So wie praktisch alle anderen auch. Mathieu van der Poel rollt auf seinem strahlend weißen Rad an uns vorbei auf dem Weg in den Eliteblock, der als Erstes startet. Danach folgen im Abstand von wenigen Minuten die Amateure in ihren Altersklassen. Alle fahren die gleiche Strecke, die gleiche Distanz – mehr Vergleich mit den Pros geht nicht. Als mein Block dran ist, schießt mir sofort das Adrenalin durch die Blutbahn. Nach 400 Metern geht’s mit Speed auf einen schmalen Weg hinab zum Kanal, doch anders als befürchtet landet keiner von uns im Wasser. Über Kopfsteinpflaster und Feldwege jagen wir dahin, und ganz hinten am Horizont sehe ich die Spitze meiner Altersklasse. Das Peloton ist schon nach wenigen Kilometern extrem lang gezogen und ich bin viel zu weit hinten. Dort tun sich bereits erste Löcher auf, mal weil einer die Kurve nicht kriegt, mal weil das Tempo einfach zu hoch ist. Ich spurte vorbei, ans nächste Hinterrad und irgendwie weiter nach vorne. Der Puls hämmert bereits an meinen Schläfen, aber die Beine sind gut, also weiter – bis wir auf einem Wiesenweg plötzlich alle wegrutschen.

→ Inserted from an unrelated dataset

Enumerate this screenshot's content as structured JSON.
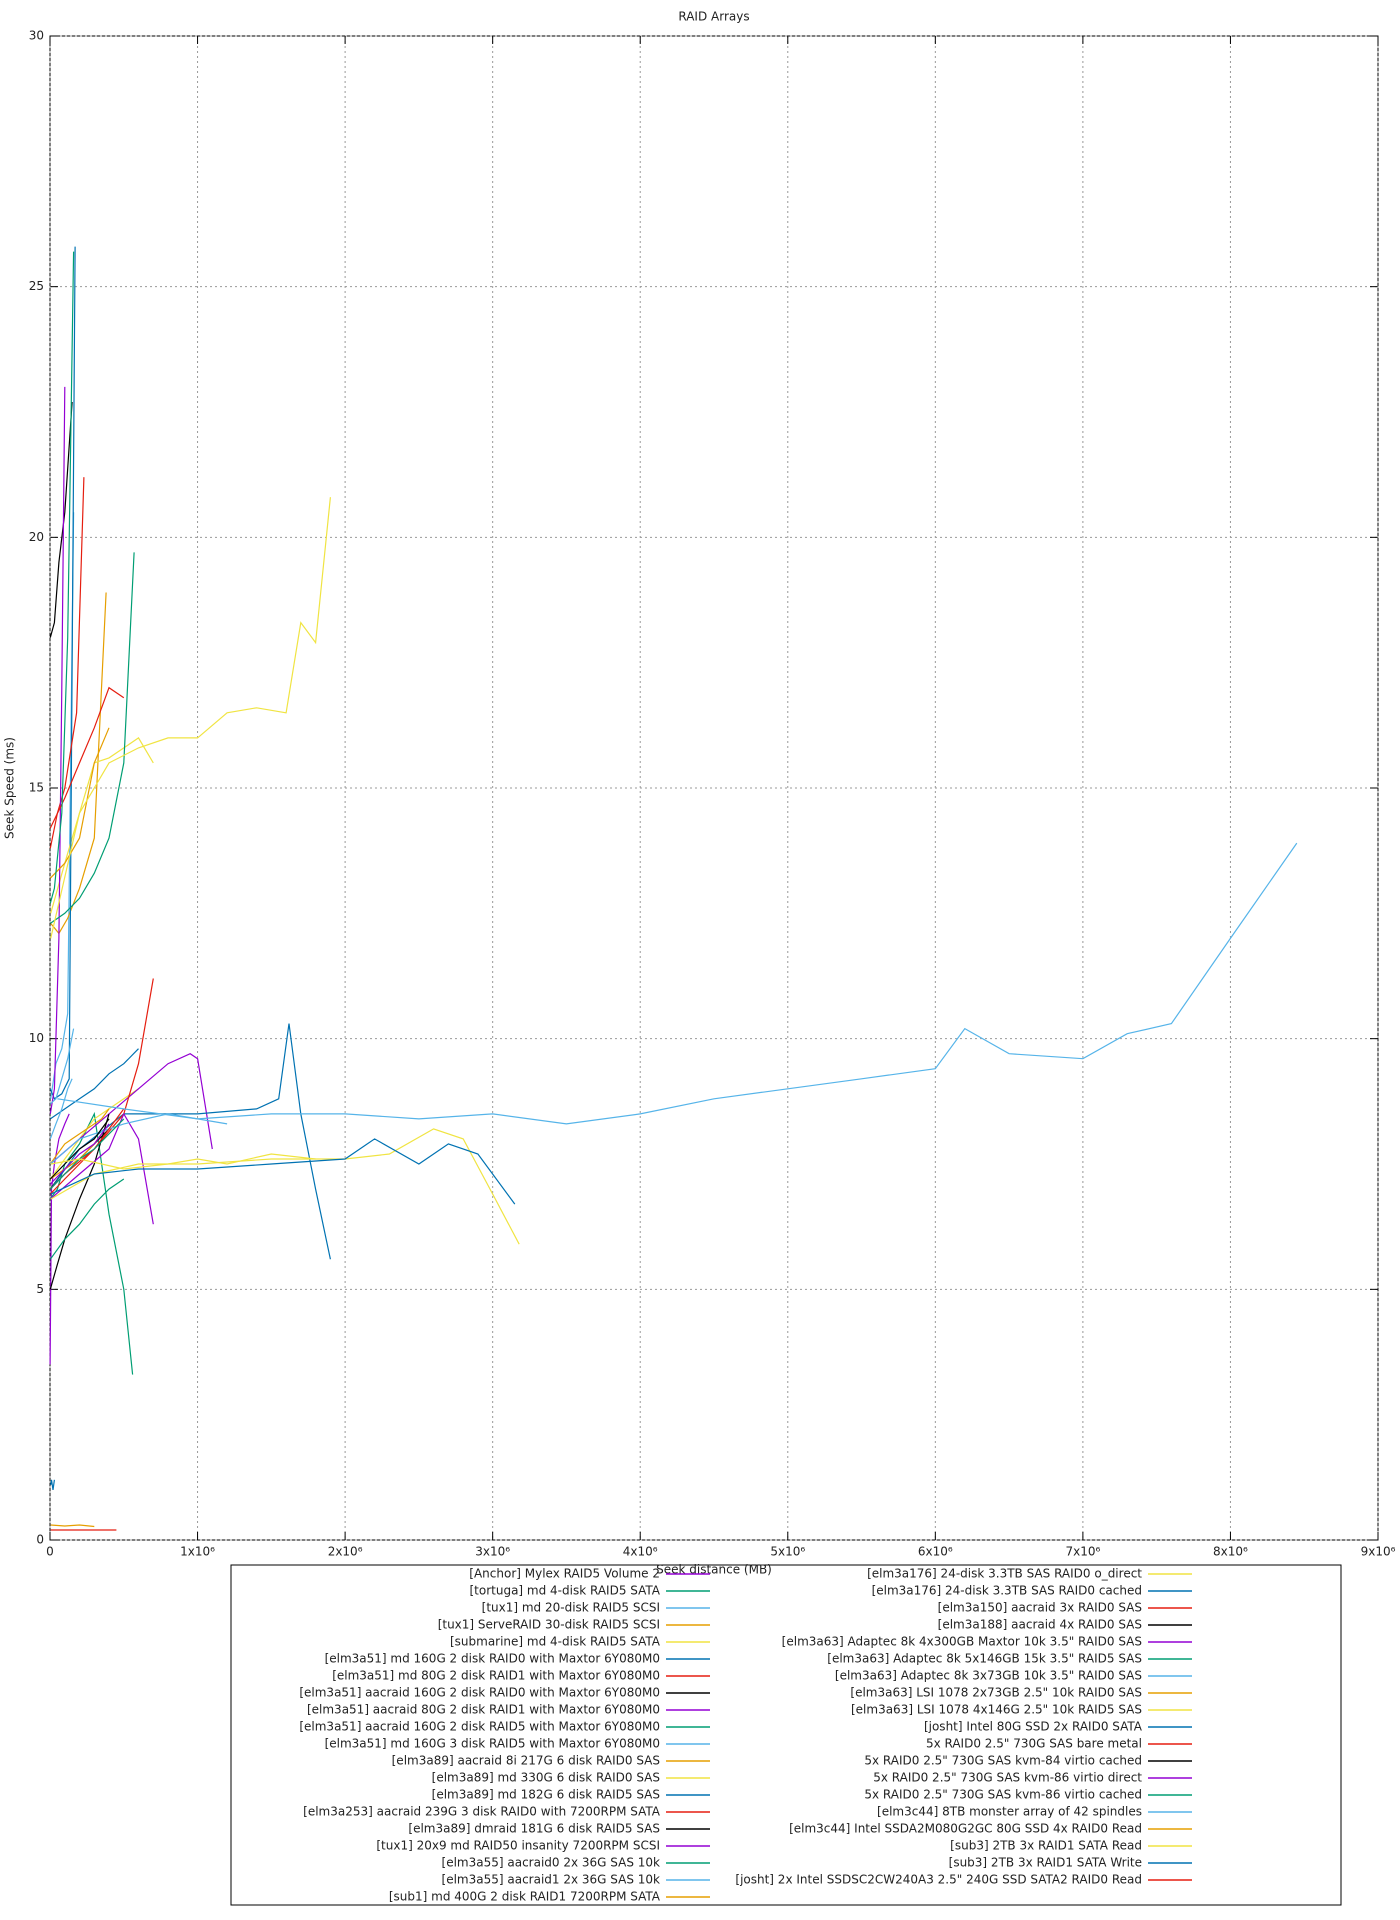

Im Schatten von Maisfeldern hat sich ein Schlammloch gebildet, das kaum jemand fahrend durchquert. Ausklicken, rennen, wieder aufspringen, weiter. Über Schotterwege, Schlaglochpisten, Betonplatten, Waldwege und natürlich grobes belgisches Kopfsteinpflaster. Haarscharf an Pollern vorbei, an der Kante von Betonrinnen, durch Pfützen, im Bunnyhop über riesige Schottersteine. Immer Vollgas, immer auf der letzten Rille.
So geht das jetzt schon anderthalb Stunden und so langsam spüre ich erste Verschleißerscheinungen: Der untere Rücken schmerzt von den Schlägen, Beine und Lunge brennen von den Antritten. Da kommt der erwähnte Stau vor dem Singletrail gar nicht so ungelegen. Als es endlich weitergeht, fällt mir anhand der Startnummern auf, wie bunt gemischt unser Pulk inzwischen ist, viele vor uns gestartete Gruppen haben wir bereits aufgefahren. Niemand weiß mehr, wie er im Rennen liegt. So herrscht in den Wäldern von Brabant ein ständiger Kampf um Positionen, sehr zur Freude des radsportbegeisterten Publikums am Streckenrand. Mehr als 150.000 Zuschauer zählt der Veranstalter entlang der Strecke. Manche sagen, mehr als eine Woche zuvor bei der Straßen-WM in Zürich. Mit viel Gebrüll, wilden Anfeuerungen, sogar La-Ola-Wellen und lauter Partymusik werden wir die Anstiege hochgepeitscht – viel lauter kann es vorne bei den Profis auch nicht gewesen sein.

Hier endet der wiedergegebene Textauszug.